The Case Against Prohibition on Film

A recent entry on the indie film circuit, “Half Nelson” is generating controversy. Audiences leave the movie with widely divergent reactions. Like the Pedro Almodóvar film “Talk To Me, ” “Half Nelson” manages the difficult task of making the taboo seem human and understandable. It provokes sympathy where many would reflexively offer condemnation.

In Almodóvar’s picture, the taboo was having sex with a comatose woman, but the story about two men’s friendship and their mutual concern for women in comas removed the horror from the pregnancy making it seem misguided though strangely understandable. “Half Nelson” is about an equally great taboo—a crack-smoking schoolteacher riding the roller coaster between rehab and relapse.

It’s a radical picture in two senses. The teacher himself is a radical—so much so that he believes in dialectical materialism. “Half Nelson” is also transgressive in its message that crack smoking, while destructive, should not be made criminal. In real life, the revelation that a teacher smokes crack would provoke public outrage, but some in the “Half Nelson” audience come away with sympathy for him.

The film I saw doesn’t lend itself to easy answers, but it satisfies the test of truthfulness.

Dan Dunne, played by Ryan Gosling, is a consummate teacher, warm and humorous. The classroom scenes anchor the movie and provide the counterpoint to Dunne’s private life of sex, drugs, and isolation. Gosling’s ability to play these extremes proves his depth. Like many good-looking people of either sex, and many drug users, Dunne uses a quick smile and boyish charm to help him avoid people’s anger and to cope with the hurt he causes.

The pivotal scene is a tour de force. Smoking crack in the school locker room, he is discovered by 13-year-old female student. As the teacher realizes he is caught, Gosling’s face displays a range of emotions that reminded me of Greta Garbo. He is horrified in the recognition that he is at a precipice that can ruin his life. We see him move from horror, to pain, to fear and grief. Then the panic disappears, and the teacher takes control. The student brings him water, the start of a friendship that gives the movie its energy.

This scene provokes different interpretations. Some will call the way the teacher gained control manipulative. I call it resourceful. One reason drug users are part of my community is that I believe their experiences give them skills that have utility in later life. To a drug reformer like me, the scene is fraught with meanings not in script. The teacher smokes in the locker because he is seeking a private place. Social condemnation from his peers and legal penalties require that.

Prior to this scene, coaching the girl’s basketball team, the teacher is jonesing for his drug, but patiently waits for the team to go home. It’s not so different from the days when gays and lesbians spent their time at work pretending to be straight, and then refusing an after-work drink because they wanted to be with their real friends. From one perspective, this is a movie about a teacher who lives in too many different worlds, and can’t control his time or reconcile those divergent experiences with his conscience. Faced with social and legal pressures, such a person is unlikely to successfully integrate his life. Indeed, drug policy in the U.S. aims at wearing down the user in the hope he will abandon the habit. I view that as it abusive and an assault on freedom of choice. And it provokes anti-social acts by users.

Were I the nation’s philosopher king, the teacher wouldn’t have a constantly escalating craving for crack. He would simply pop a pill that his doctor had prescribed and his mental balance would be restored.

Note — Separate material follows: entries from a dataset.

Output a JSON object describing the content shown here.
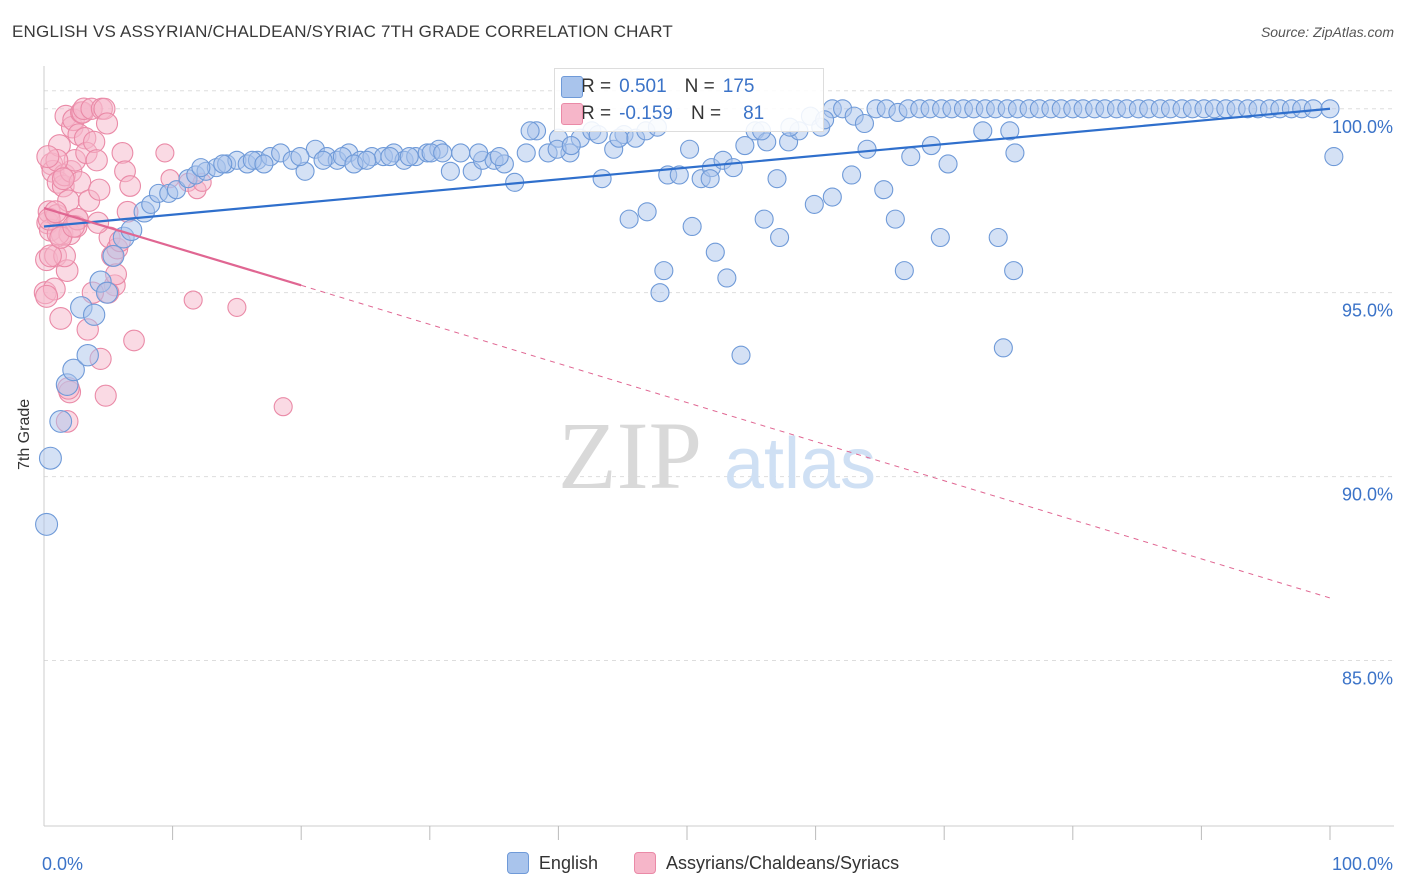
{
  "title": "ENGLISH VS ASSYRIAN/CHALDEAN/SYRIAC 7TH GRADE CORRELATION CHART",
  "source": "Source: ZipAtlas.com",
  "watermark": {
    "zip": "ZIP",
    "atlas": "atlas"
  },
  "colors": {
    "english": "#a9c4ec",
    "english_stroke": "#6f9ad8",
    "english_line": "#2f6fcc",
    "assyrian": "#f6b6c9",
    "assyrian_stroke": "#ea8aa7",
    "assyrian_line": "#e06692",
    "tick_label": "#3b73c8",
    "grid": "#dddddd"
  },
  "stats": {
    "english": {
      "r_label": "R =",
      "r": "0.501",
      "n_label": "N =",
      "n": "175"
    },
    "assyrian": {
      "r_label": "R =",
      "r": "-0.159",
      "n_label": "N =",
      "n": "81"
    }
  },
  "legend": {
    "english": "English",
    "assyrian": "Assyrians/Chaldeans/Syriacs"
  },
  "chart_data": {
    "type": "scatter",
    "title": "ENGLISH VS ASSYRIAN/CHALDEAN/SYRIAC 7TH GRADE CORRELATION CHART",
    "xlabel": "",
    "ylabel": "7th Grade",
    "xlim": [
      0,
      100
    ],
    "ylim": [
      80.5,
      101
    ],
    "x_tick_labels": [
      "0.0%",
      "100.0%"
    ],
    "y_ticks": [
      85,
      90,
      95,
      100
    ],
    "y_tick_labels": [
      "85.0%",
      "90.0%",
      "95.0%",
      "100.0%"
    ],
    "grid": true,
    "legend_position": "bottom-center",
    "series": [
      {
        "name": "English",
        "trend": {
          "x": [
            0,
            100
          ],
          "y": [
            96.8,
            100.0
          ],
          "style": "solid"
        },
        "points": [
          [
            0.2,
            88.7
          ],
          [
            0.5,
            90.5
          ],
          [
            1.3,
            91.5
          ],
          [
            1.8,
            92.5
          ],
          [
            2.3,
            92.9
          ],
          [
            3.4,
            93.3
          ],
          [
            2.9,
            94.6
          ],
          [
            3.9,
            94.4
          ],
          [
            4.4,
            95.3
          ],
          [
            4.9,
            95.0
          ],
          [
            5.4,
            96.0
          ],
          [
            6.2,
            96.5
          ],
          [
            6.8,
            96.7
          ],
          [
            7.8,
            97.2
          ],
          [
            8.3,
            97.4
          ],
          [
            8.9,
            97.7
          ],
          [
            9.7,
            97.7
          ],
          [
            10.3,
            97.8
          ],
          [
            11.2,
            98.1
          ],
          [
            11.8,
            98.2
          ],
          [
            12.6,
            98.3
          ],
          [
            13.4,
            98.4
          ],
          [
            14.2,
            98.5
          ],
          [
            15.0,
            98.6
          ],
          [
            15.8,
            98.5
          ],
          [
            16.6,
            98.6
          ],
          [
            17.6,
            98.7
          ],
          [
            18.4,
            98.8
          ],
          [
            19.3,
            98.6
          ],
          [
            20.3,
            98.3
          ],
          [
            21.1,
            98.9
          ],
          [
            22.0,
            98.7
          ],
          [
            22.8,
            98.6
          ],
          [
            23.7,
            98.8
          ],
          [
            24.6,
            98.6
          ],
          [
            25.5,
            98.7
          ],
          [
            26.4,
            98.7
          ],
          [
            27.2,
            98.8
          ],
          [
            28.0,
            98.6
          ],
          [
            28.9,
            98.7
          ],
          [
            29.8,
            98.8
          ],
          [
            30.7,
            98.9
          ],
          [
            31.6,
            98.3
          ],
          [
            32.4,
            98.8
          ],
          [
            33.3,
            98.3
          ],
          [
            34.1,
            98.6
          ],
          [
            35.0,
            98.6
          ],
          [
            35.8,
            98.5
          ],
          [
            36.6,
            98.0
          ],
          [
            37.5,
            98.8
          ],
          [
            38.3,
            99.4
          ],
          [
            39.2,
            98.8
          ],
          [
            40.0,
            99.2
          ],
          [
            40.9,
            98.8
          ],
          [
            41.7,
            99.2
          ],
          [
            42.6,
            99.4
          ],
          [
            43.4,
            98.1
          ],
          [
            44.3,
            98.9
          ],
          [
            45.1,
            99.3
          ],
          [
            46.0,
            99.2
          ],
          [
            46.8,
            99.4
          ],
          [
            47.7,
            99.5
          ],
          [
            48.5,
            98.2
          ],
          [
            49.4,
            98.2
          ],
          [
            50.2,
            98.9
          ],
          [
            51.1,
            98.1
          ],
          [
            51.9,
            98.4
          ],
          [
            52.8,
            98.6
          ],
          [
            53.6,
            98.4
          ],
          [
            54.5,
            99.0
          ],
          [
            55.3,
            99.4
          ],
          [
            56.2,
            99.1
          ],
          [
            57.0,
            98.1
          ],
          [
            57.9,
            99.1
          ],
          [
            58.7,
            99.4
          ],
          [
            59.6,
            99.8
          ],
          [
            60.4,
            99.5
          ],
          [
            61.3,
            100.0
          ],
          [
            62.1,
            100.0
          ],
          [
            63.0,
            99.8
          ],
          [
            63.8,
            99.6
          ],
          [
            64.7,
            100.0
          ],
          [
            65.5,
            100.0
          ],
          [
            66.4,
            99.9
          ],
          [
            67.2,
            100.0
          ],
          [
            68.1,
            100.0
          ],
          [
            68.9,
            100.0
          ],
          [
            69.8,
            100.0
          ],
          [
            70.6,
            100.0
          ],
          [
            71.5,
            100.0
          ],
          [
            72.3,
            100.0
          ],
          [
            73.2,
            100.0
          ],
          [
            74.0,
            100.0
          ],
          [
            74.9,
            100.0
          ],
          [
            75.7,
            100.0
          ],
          [
            76.6,
            100.0
          ],
          [
            77.4,
            100.0
          ],
          [
            78.3,
            100.0
          ],
          [
            79.1,
            100.0
          ],
          [
            80.0,
            100.0
          ],
          [
            80.8,
            100.0
          ],
          [
            81.7,
            100.0
          ],
          [
            82.5,
            100.0
          ],
          [
            83.4,
            100.0
          ],
          [
            84.2,
            100.0
          ],
          [
            85.1,
            100.0
          ],
          [
            85.9,
            100.0
          ],
          [
            86.8,
            100.0
          ],
          [
            87.6,
            100.0
          ],
          [
            88.5,
            100.0
          ],
          [
            89.3,
            100.0
          ],
          [
            90.2,
            100.0
          ],
          [
            91.0,
            100.0
          ],
          [
            91.9,
            100.0
          ],
          [
            92.7,
            100.0
          ],
          [
            93.6,
            100.0
          ],
          [
            94.4,
            100.0
          ],
          [
            95.3,
            100.0
          ],
          [
            96.1,
            100.0
          ],
          [
            97.0,
            100.0
          ],
          [
            97.8,
            100.0
          ],
          [
            98.7,
            100.0
          ],
          [
            100.0,
            100.0
          ],
          [
            100.3,
            98.7
          ],
          [
            45.5,
            97.0
          ],
          [
            46.9,
            97.2
          ],
          [
            47.9,
            95.0
          ],
          [
            48.2,
            95.6
          ],
          [
            50.4,
            96.8
          ],
          [
            51.8,
            98.1
          ],
          [
            52.2,
            96.1
          ],
          [
            53.1,
            95.4
          ],
          [
            54.2,
            93.3
          ],
          [
            56.0,
            97.0
          ],
          [
            57.2,
            96.5
          ],
          [
            59.9,
            97.4
          ],
          [
            61.3,
            97.6
          ],
          [
            62.8,
            98.2
          ],
          [
            64.0,
            98.9
          ],
          [
            65.3,
            97.8
          ],
          [
            66.2,
            97.0
          ],
          [
            66.9,
            95.6
          ],
          [
            67.4,
            98.7
          ],
          [
            69.0,
            99.0
          ],
          [
            69.7,
            96.5
          ],
          [
            70.3,
            98.5
          ],
          [
            73.0,
            99.4
          ],
          [
            74.2,
            96.5
          ],
          [
            75.1,
            99.4
          ],
          [
            75.5,
            98.8
          ],
          [
            75.4,
            95.6
          ],
          [
            74.6,
            93.5
          ],
          [
            37.8,
            99.4
          ],
          [
            39.9,
            98.9
          ],
          [
            41.0,
            99.0
          ],
          [
            43.1,
            99.3
          ],
          [
            44.7,
            99.2
          ],
          [
            55.8,
            99.4
          ],
          [
            58.0,
            99.5
          ],
          [
            60.7,
            99.7
          ],
          [
            28.4,
            98.7
          ],
          [
            30.1,
            98.8
          ],
          [
            33.8,
            98.8
          ],
          [
            35.4,
            98.7
          ],
          [
            12.2,
            98.4
          ],
          [
            13.9,
            98.5
          ],
          [
            16.2,
            98.6
          ],
          [
            17.1,
            98.5
          ],
          [
            19.9,
            98.7
          ],
          [
            21.7,
            98.6
          ],
          [
            23.2,
            98.7
          ],
          [
            24.1,
            98.5
          ],
          [
            25.1,
            98.6
          ],
          [
            26.9,
            98.7
          ],
          [
            31.0,
            98.8
          ]
        ]
      },
      {
        "name": "Assyrians/Chaldeans/Syriacs",
        "trend": {
          "x": [
            0,
            20,
            100
          ],
          "y": [
            97.3,
            95.2,
            86.7
          ],
          "style": "solid-then-dashed",
          "solid_until_x": 20
        },
        "points": [
          [
            0.1,
            95.0
          ],
          [
            0.2,
            95.9
          ],
          [
            0.3,
            96.9
          ],
          [
            0.4,
            97.2
          ],
          [
            0.5,
            96.7
          ],
          [
            0.6,
            98.5
          ],
          [
            0.7,
            98.3
          ],
          [
            0.8,
            95.1
          ],
          [
            0.9,
            96.0
          ],
          [
            1.0,
            97.1
          ],
          [
            1.1,
            98.0
          ],
          [
            1.2,
            99.0
          ],
          [
            1.3,
            94.3
          ],
          [
            1.4,
            96.6
          ],
          [
            1.5,
            97.9
          ],
          [
            1.6,
            98.2
          ],
          [
            1.7,
            99.8
          ],
          [
            1.8,
            95.6
          ],
          [
            1.9,
            97.5
          ],
          [
            2.0,
            96.6
          ],
          [
            2.1,
            98.3
          ],
          [
            2.2,
            99.5
          ],
          [
            2.3,
            99.7
          ],
          [
            2.4,
            98.6
          ],
          [
            2.5,
            96.8
          ],
          [
            2.6,
            97.0
          ],
          [
            2.7,
            99.3
          ],
          [
            2.8,
            98.0
          ],
          [
            2.9,
            99.9
          ],
          [
            3.0,
            99.9
          ],
          [
            3.1,
            100.0
          ],
          [
            3.2,
            99.2
          ],
          [
            3.3,
            98.8
          ],
          [
            3.5,
            97.5
          ],
          [
            3.7,
            100.0
          ],
          [
            3.9,
            99.1
          ],
          [
            4.1,
            98.6
          ],
          [
            4.3,
            97.8
          ],
          [
            4.5,
            100.0
          ],
          [
            4.7,
            100.0
          ],
          [
            4.9,
            99.6
          ],
          [
            5.1,
            96.5
          ],
          [
            5.3,
            96.0
          ],
          [
            5.5,
            95.2
          ],
          [
            5.7,
            96.2
          ],
          [
            5.9,
            96.4
          ],
          [
            6.1,
            98.8
          ],
          [
            6.3,
            98.3
          ],
          [
            6.5,
            97.2
          ],
          [
            6.7,
            97.9
          ],
          [
            7.0,
            93.7
          ],
          [
            9.4,
            98.8
          ],
          [
            9.8,
            98.1
          ],
          [
            11.2,
            98.0
          ],
          [
            11.6,
            94.8
          ],
          [
            11.9,
            97.8
          ],
          [
            12.3,
            98.0
          ],
          [
            15.0,
            94.6
          ],
          [
            18.6,
            91.9
          ],
          [
            1.0,
            98.6
          ],
          [
            1.5,
            98.1
          ],
          [
            1.6,
            96.0
          ],
          [
            1.8,
            91.5
          ],
          [
            2.0,
            92.3
          ],
          [
            0.3,
            98.7
          ],
          [
            0.5,
            96.0
          ],
          [
            1.1,
            96.6
          ],
          [
            1.3,
            96.5
          ],
          [
            2.6,
            97.0
          ],
          [
            3.4,
            94.0
          ],
          [
            4.4,
            93.2
          ],
          [
            4.8,
            92.2
          ],
          [
            5.0,
            95.0
          ],
          [
            5.6,
            95.5
          ],
          [
            0.4,
            97.0
          ],
          [
            0.9,
            97.2
          ],
          [
            1.9,
            92.4
          ],
          [
            2.3,
            96.8
          ],
          [
            3.8,
            95.0
          ],
          [
            4.2,
            96.9
          ],
          [
            0.2,
            94.9
          ]
        ]
      }
    ]
  }
}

The film makes clear that Dunne has many admirable qualities. His Socratic style of teaching challenges middle school students to confront adult issues, such as racial segregation in U.S. history and the civil rights movement that grew up in response. His approach is unconventional, but he is respected by his peers, and tolerated, even admired by administrators.

But the job alone isn’t enough to build a life, and Dunne falls deeper and deeper into relapse, realizing he will not be able to write the book of his dreams. The women he has fun with don’t fit his notion of a life companion, and those that do he can’t trust or let loose with. There are reasons he uses drugs, but his relationship with them is destructive and eventually debilitating. The only female he respects, who knows what he is going through, is the young student who discovered his habit, but in the end her gestures of support offer little hope for optimism.

Crack gets the better of the teacher. That for me is the clincher. Bad laws and bad policies make bad things happen. As drug laws growing more restrictive, dangerous drugs emerge. When I was young, there was no cocaine because we bought Benzedrine, a pharmaceutical drug. When the government closed this gray market, coke made its appearance, and dealers emerged to give customers a cheap hit. As Freud discovered, cocaine is a very difficult drug to control. Debilitating bootleg drugs like crack and meth come to dominate the prohibitionist marketplace as the government pursues the will o’wisp of a drug-free America.